Nuclear power plants run on offsite power, not their
own reactors.
If the electrical grid fails, reactors are designed
to automatically close down. One or more diesel generators are supposed to
start up, with capacity to power basic safety equipment, including the
cooling system. If generators fail, the reactor cannot be restarted
without offsite power.
David Lochbaum of the Union of Conerned Scientists
compares this to a car without a battery, further explaining, "Nuclear
reactors will automatically trip upon detection that the electrical grid
is going down. Nuclear plants generate electricity by passing steam
through a turbine. The electrical grid going down is to a nuclear reactor
and its turbine/generator what stepping on the clutch is to a manual transmission
car engine when traveling at 65 mph. To protect the turbine from spinning
too fast with its 'clutch depressed,' valves that admit steam to the
turbine close in seconds. Since the steam no longer has anyplace to go,
there's a pressure pulse racing back towards the reactor. To limit the
size of this pressure pulse, the reactor automatically trips. With the
reactor down, there's less steam with no place to go. As long as it is
available, offsite power is the preferred power source for the nuclear
plant. However, once the electrical grid fails, the emergency diesel
generator automatically starts and supplies power to safety equipment. The
emergency diesel generators cannot provide enough power to operate the
non-safety equipment at the plant."
Attacks, ice, or wind storms can also knock out
transmission lines to nuclear plants for extended periods. Nuclear plants
that lose all power can quickly be converted into giant "dirty bombs",
wind-driven clouds of radioactive isotopes.
Something has to continually pump circulating
cooling water to the reactor and to the giant, densely-packed waste fuel
pools, or those fuel rods, active and spent, will catch fire and reproduce
Chernobyl, or worse. Restoring off-site power to the 16 nuclear plants
during the blackout - long before reactors powered back up - was a high
priority in order to restore safety and security systems.

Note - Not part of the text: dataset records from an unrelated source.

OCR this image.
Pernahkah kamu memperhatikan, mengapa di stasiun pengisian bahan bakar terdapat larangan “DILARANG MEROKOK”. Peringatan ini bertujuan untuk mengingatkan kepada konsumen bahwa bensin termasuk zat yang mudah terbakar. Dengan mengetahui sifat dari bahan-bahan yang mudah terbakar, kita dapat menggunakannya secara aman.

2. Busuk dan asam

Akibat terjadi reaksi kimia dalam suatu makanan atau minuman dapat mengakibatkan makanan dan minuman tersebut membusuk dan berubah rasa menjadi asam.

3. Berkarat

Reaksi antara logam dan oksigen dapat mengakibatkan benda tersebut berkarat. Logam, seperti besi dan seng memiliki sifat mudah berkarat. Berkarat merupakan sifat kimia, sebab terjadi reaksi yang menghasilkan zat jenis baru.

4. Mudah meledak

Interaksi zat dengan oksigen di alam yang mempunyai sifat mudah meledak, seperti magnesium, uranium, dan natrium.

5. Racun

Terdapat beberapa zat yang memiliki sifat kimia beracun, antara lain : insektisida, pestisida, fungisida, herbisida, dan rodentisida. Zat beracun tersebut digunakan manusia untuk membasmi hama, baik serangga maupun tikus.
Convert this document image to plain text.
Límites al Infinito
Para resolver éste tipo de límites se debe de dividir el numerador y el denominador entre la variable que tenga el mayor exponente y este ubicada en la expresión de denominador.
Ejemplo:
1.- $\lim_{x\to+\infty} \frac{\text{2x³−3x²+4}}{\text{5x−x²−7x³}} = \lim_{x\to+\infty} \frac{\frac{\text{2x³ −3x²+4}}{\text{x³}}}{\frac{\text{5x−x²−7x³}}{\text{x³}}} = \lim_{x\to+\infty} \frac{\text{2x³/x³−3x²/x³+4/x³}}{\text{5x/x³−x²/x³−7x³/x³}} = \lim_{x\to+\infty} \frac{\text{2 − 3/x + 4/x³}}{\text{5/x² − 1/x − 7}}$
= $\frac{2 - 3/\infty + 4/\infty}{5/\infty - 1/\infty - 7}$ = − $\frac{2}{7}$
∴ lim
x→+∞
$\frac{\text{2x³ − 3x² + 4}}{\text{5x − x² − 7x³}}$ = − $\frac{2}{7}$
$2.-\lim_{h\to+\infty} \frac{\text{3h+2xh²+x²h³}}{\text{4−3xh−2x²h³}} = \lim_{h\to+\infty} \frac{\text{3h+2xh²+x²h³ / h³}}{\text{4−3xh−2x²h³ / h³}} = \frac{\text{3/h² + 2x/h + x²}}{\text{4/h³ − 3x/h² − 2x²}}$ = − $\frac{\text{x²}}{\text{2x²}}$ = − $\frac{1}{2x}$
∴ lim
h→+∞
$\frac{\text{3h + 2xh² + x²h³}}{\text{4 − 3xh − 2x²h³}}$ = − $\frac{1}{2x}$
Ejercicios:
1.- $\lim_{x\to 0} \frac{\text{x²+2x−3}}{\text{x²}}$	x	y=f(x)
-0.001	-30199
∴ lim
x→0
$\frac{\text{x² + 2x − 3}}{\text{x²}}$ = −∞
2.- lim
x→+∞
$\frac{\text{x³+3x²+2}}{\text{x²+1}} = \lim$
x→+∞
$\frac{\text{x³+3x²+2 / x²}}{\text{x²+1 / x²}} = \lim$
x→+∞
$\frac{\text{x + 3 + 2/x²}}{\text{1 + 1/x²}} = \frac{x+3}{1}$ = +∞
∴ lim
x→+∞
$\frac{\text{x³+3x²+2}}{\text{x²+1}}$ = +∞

But back-up generators may have been strained and
some may have failed. Reporting will not be available to the public for
weeks, meaning there may have been close calls about which we know nothing
at this point. Many are concerned about what happens if the diesel
generators runout of gas. When asked about whether that presented a
potential danger, Lochbaum said, "The long-term threat to the EDGs
[emergency diesel generators] is not lack of fuel but lack of cool."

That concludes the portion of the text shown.